Cette faiblesse de l’Occident est aussi culturelle. On se plaît à souligner que l’anglais est devenu la langue universelle. En 1992, seuls 7,6 % de la population mondiale la parlait alors que 15,2 % parlait le mandarin, 3,5% l’arabe. Dans le même mouvement, il faut noter que les populations non occidentales sont plus riches, plus urbaines et mieux formées : 50% de la population indienne sait lire et écrire, 75% de la population chinoise. Mais au-delà de la langue et de la formation, ce sont clairement les valeurs universelles de l’Occident qui sont rejetées. Démocratie, individualisme, tolérance, chrétienté, consumérisme, séparation des pouvoirs spirituel et temporel donc laïcité, sont aujourd’hui la cible de cultures qui défendent clairement leurs différences en vilipendant les dérives que ces mêmes valeurs ont générées. Huntington reprend notamment les analyses d’un haut responsable politique de Singapour :  A commencer par Lee Kuan Yew(4), les dirigeants de Singapour ont proclamé la montée de l’Asie dans les relations avec l’Occident, et ils ont opposé les vertus de la culture asiatique, fondamentalement confucéenne, qui seraient responsables de sa réussite- l’ordre, la discipline, la responsabilité familiale, le goût du travail, le collectivisme, la sobriété, - à la complaisance, la paresse, l’individualisme, la violence, la sous-éducation, le manque de respect pour l’autorité,etc. p152 L’on s’aperçoit alors que l’universalisme a changé de camp et que les valeurs du confucianisme sont prônées comme universelles par une civilisation asiatique qui assume sa propre histoire et se réfère à sa propre tradition.

Samuel P.Huntington met à jour également le développement d’un processus d’indigénisation. Face au colonialisme et à la volonté d’occidentaliser le monde, les cultures asiatiques et musulmanes puisent en elle-mêmes la profondeur de leur identité, d’où le développement du sentiment religieux, de ses pratiques et de sa publicité. Par exemple, le réveil de l’islam est marqué par une plus grande fréquentation des mosquées, une augmentation des publications religieuses, et des gouvernements qui se réclament explicitement de l’islam. Dans le même temps, on ne peut nier le rôle social joué par les organisations islamiques comme les Frères Musulmans vis-à-vis des populations déshéritées (cf. 1992, tremblement de terre en Egypte, construction d’écoles et de dispensaires). Quelques chiffres : la proportion de la population mondiale adhérant aux principes de l’islam est passée de 15,3% en 1970 à 19,2 en 2000. Le christianisme occidental voyait dans le même temps sa part baisser de 0,6%. Autres repères chiffrés : en 1989, on trouvait 160 mosquées et une madrasa en Asie centrale et au début de 1993, 10 000 mosquées et 100 madrasas. Contrairement à ce qu’en pense l’opinion, les mouvements islamiques radicaux ne drainent nullement les déshérités en errance mais sont composés d’étudiants et de membres des classes moyennes. Huntington résume alors ce sursaut vigoureux :En somme, la résurgence religieuse à  travers le monde est une réaction à la laïcisation, au relativisme moral et à la tolérance individuelle et une réaffirmation des valeurs d’ordre, de discipline, de travail, d’entraide et de solidarité humaine. P136

Ce qui conduit au fond le professeur de Harvard à penser les relations entre les identités comme profondément conflictuelles.

 

LES IDENTITÉS SONT SOURCES DE TENSIONS, VOIRE DE VIOLENCE POUR HUNTINGTON.

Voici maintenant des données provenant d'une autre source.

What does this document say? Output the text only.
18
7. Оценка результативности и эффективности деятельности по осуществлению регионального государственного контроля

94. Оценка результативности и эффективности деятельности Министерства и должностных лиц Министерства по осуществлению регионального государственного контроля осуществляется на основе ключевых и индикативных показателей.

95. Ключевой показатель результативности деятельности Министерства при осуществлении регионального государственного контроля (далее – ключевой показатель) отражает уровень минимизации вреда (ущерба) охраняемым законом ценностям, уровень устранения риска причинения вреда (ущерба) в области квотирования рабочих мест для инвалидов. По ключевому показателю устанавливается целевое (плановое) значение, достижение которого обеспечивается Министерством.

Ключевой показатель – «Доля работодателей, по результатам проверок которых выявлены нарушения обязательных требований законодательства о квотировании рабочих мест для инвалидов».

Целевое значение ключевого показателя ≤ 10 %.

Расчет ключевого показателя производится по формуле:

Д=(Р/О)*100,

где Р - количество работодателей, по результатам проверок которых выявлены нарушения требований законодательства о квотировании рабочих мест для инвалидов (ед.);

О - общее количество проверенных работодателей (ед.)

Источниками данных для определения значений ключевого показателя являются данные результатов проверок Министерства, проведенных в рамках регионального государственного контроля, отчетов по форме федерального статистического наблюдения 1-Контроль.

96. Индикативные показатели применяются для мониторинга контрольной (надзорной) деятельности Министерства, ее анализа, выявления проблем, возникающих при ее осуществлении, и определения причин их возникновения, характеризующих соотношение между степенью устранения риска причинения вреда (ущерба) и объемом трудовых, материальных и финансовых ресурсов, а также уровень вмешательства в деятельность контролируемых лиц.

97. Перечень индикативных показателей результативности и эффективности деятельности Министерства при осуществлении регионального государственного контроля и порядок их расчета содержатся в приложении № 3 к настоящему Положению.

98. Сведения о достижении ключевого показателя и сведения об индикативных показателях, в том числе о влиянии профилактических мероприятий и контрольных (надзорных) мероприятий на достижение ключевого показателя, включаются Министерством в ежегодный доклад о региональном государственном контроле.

Si l’identité se définit par rapport à soi avec la langue, la religion et la culture, Huntington insiste sur le fait que c’est par rapport à l’autre, le différent que le sentiment identitaire se construit ou devient objet de conscience. On observe alors :

-         Un sentiment de supériorité et l’autre devient inférieur.

-         Une peur ou un manque de confiance vis-à-vis de l’autre.

-         Des difficultés de communication et de compréhension de l’altérité à cause d’une langue et de comportements différents.

-         Un manque de familiarité vis à vis des principes, des valeurs et des repères qui structurent la société de l’autre.

Le problème ici est que l’on est beaucoup moins disposé à faire des compromis lorsque les différends sont culturels que lorsqu’ils ne sont que purement matériels.

Huntington n’est pas dans cette partie de son analyse sans nous rappeler un des grands philosophes allemands. Il s’agit de l’influence de la thèse de Carl Schmitt, juriste constitutionnel et élève de Max Weber. Schmitt (1888-1985) fut un penseur catholique et nationaliste, adversaire résolu de la république parlementaire de Weimar. Conseiller du chancelier Schleicher (décembre 1932 - 30 janvier 1933), Schmitt soutint ensuite l’Etat hitlérien avant de prendre ses distances en 1935 (tout en restant membre du parti nazi jusqu’en 1945). Schmitt réfléchit une problématique apparemment différente de celle de Huntington. Il s’agit pour lui d’identifier le critère qui peut en fait déterminer ce qui est proprement politique. Ce critère est la discrimination entre « amis » et « ennemis ». Les peuples se réfléchissent et forment une représentation d’eux-mêmes dans la relation qu’ils entretiennent. Ou ils se regroupent en fonction d’intérêts communs ou d’une même vision géopolitique, ou ils s’opposent à cause de visions antagonistes. En ce sens, la religion, la culture ou l’économie conditionnent la politique quand ils sont facteurs de regroupement ou de fracture. Ce que la politique fait pour Schmitt, la civilisation le fait pour Huntington.

Les conflits sont alors identifiés à partir de quatre catégories :

Le premier type de conflit oppose deux civilisations sur leur frontière : L’islam au contact d’autres civilisations engage ou a engagé des hostilités en Bosnie-Herzégovine, au Cachemire, au Nigeria.

Le second type de conflit ou de tension provient du rejet de l’Occident et plus spécifiquement des Etats-Unis.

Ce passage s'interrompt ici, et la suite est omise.